The possibility of a liberal-conservative welfare consensus involves acceptance of two fundamental facts. The first is that welfare grant levels have been reduced dramatically in real terms since the early 1970s. In some states, particularly in the South, grant levels are shamefully low. In Mississippi, the maximum monthly benefit for a family of four was $120 in 1985. A national floor on benefits is clearly needed.


The second critical recognition is that welfare program administration must send “social signals” that reinforce the values and work ethic of the larger society, both for the sake of the recipients themselves and to ensure continued public support.

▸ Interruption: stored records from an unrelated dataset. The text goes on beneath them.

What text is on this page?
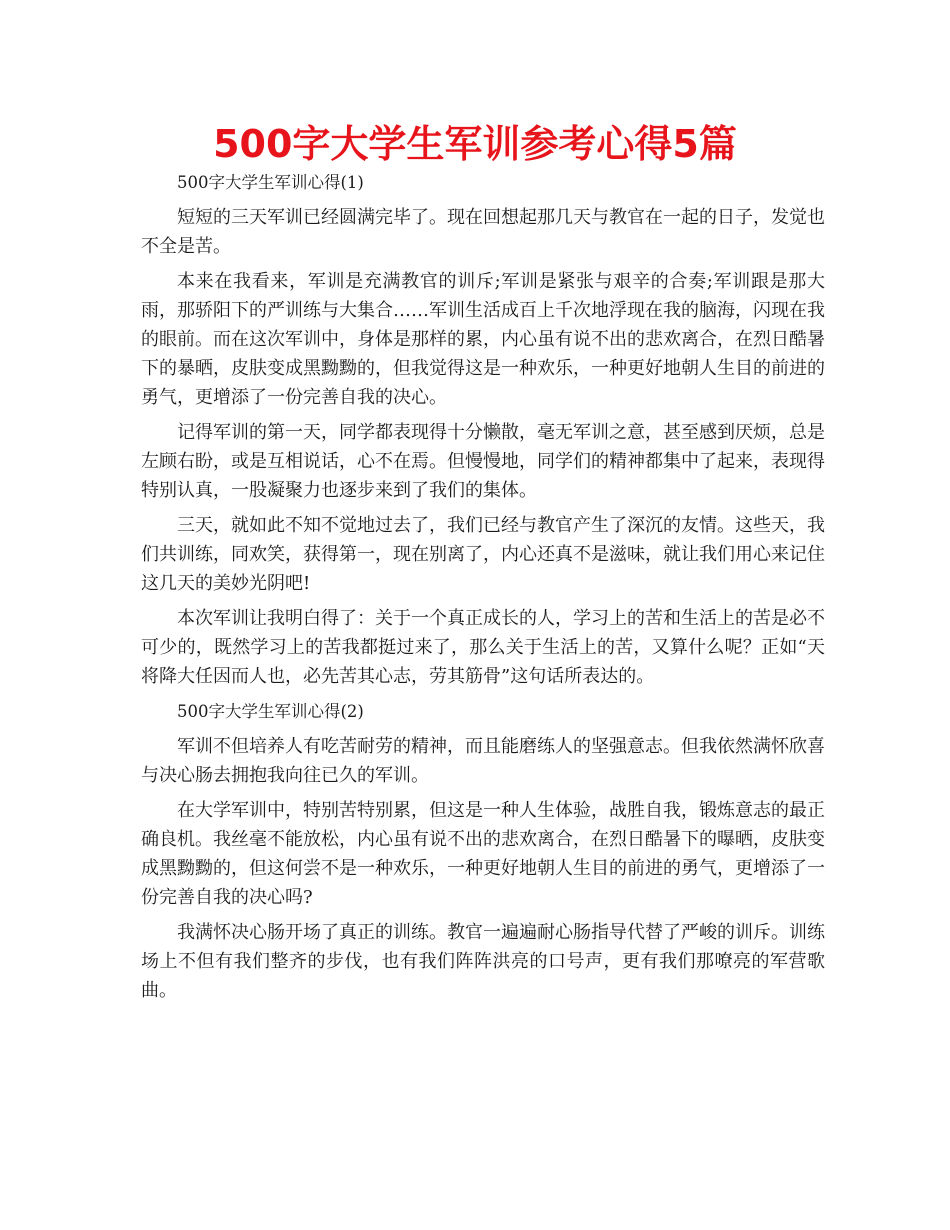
500字大学生军训参考心得5篇

500字大学生军训心得(1)

短短的三天军训已经圆满完毕了。现在回想起那几天与教官在一起的日子，发觉也不全是苦。

本来在我看来，军训是充满教官的训斥;军训是紧张与艰辛的合奏;军训跟是那大雨，那骄阳下的严训练与大集合……军训生活成百上千次地浮现在我的脑海，闪现在我的眼前。而在这次军训中，身体是那样的累，内心虽有说不出的悲欢离合，在烈日酷暑下的暴晒，皮肤变成黑黝黝的，但我觉得这是一种欢乐，一种更好地朝人生目的前进的勇气，更增添了一份完善自我的决心。

记得军训的第一天，同学都表现得十分懒散，毫无军训之意，甚至感到厌烦，总是左顾右盼，或是互相说话，心不在焉。但慢慢地，同学们的精神都集中了起来，表现得特别认真，一股凝聚力也逐步来到了我们的集体。

三天，就如此不知不觉地过去了，我们已经与教官产生了深沉的友情。这些天，我们共训练，同欢笑，获得第一，现在别离了，内心还真不是滋味，就让我们用心来记住这几天的美妙光阴吧!

本次军训让我明白得了：关于一个真正成长的人，学习上的苦和生活上的苦是必不可少的，既然学习上的苦我都挺过来了，那么关于生活上的苦，又算什么呢？正如“天将降大任因而人也，必先苦其心志，劳其筋骨”这句话所表达的。

500字大学生军训心得(2)

军训不但培养人有吃苦耐劳的精神，而且能磨练人的坚强意志。但我依然满怀欣喜与决心肠去拥抱我向往已久的军训。

在大学军训中，特别苦特别累，但这是一种人生体验，战胜自我，锻炼意志的最正确良机。我丝毫不能放松，内心虽有说不出的悲欢离合，在烈日酷暑下的曝晒，皮肤变成黑黝黝的，但这何尝不是一种欢乐，一种更好地朝人生目的前进的勇气，更增添了一份完善自我的决心吗?

我满怀决心肠开场了真正的训练。教官一遍遍耐心肠指导代替了严峻的训斥。训练场上不但有我们整齐的步伐，也有我们阵阵洪亮的口号声，更有我们那嘹亮的军营歌曲。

California and Massachusetts have led the way in converting welfare programs into work-opportunity programs. In a country where most poor women work, and an even larger percentage of non-poor women are employed outside the home, it makes no sense to exempt welfare mothers from work requirements. The federal rule exempting mothers with children under six makes least sense of all, since young mothers could benefit the most from developing marketable skills early in their careers. The countervailing requirement, on the other hand, is for some minimally acceptable child-care provision for young children.

Moynihan’s bill, following the pattern of innovative state legislation in Wisconsin, would convert all welfare for healthy working-age people into child-support legislation. The major advantage of such an approach is that it focuses primary and early attention on the earnings of the absent father.

The chances of collecting large amounts of money from ghetto teen-age fathers may be slim but there is no excuse for not making the effort. If nothing else, persistent monetary pressure will convey the message that there are consequences to fathering children and help alleviate the feeling that welfare programs foster irresponsibility.


The obstacle to major legislation at the moment is money. But even the Republican alternative to the Democratic House bill, as sponsored by Minority Leader Rep. Robert H. Michel of Illinois and endorsed by the White House, would have raised spending by more than $1 billion. The cost of Moynihan’s bill falls between House and Administration proposals.

None of the reforms under consideration has grand pretensions. They offer only modest improvements in provision and modest changes in program philosophy. But with the current mood of sour disarray in Washington, opportunities to upgrade welfare policy and build a broader base of public support at the same time are too rare to be squandered.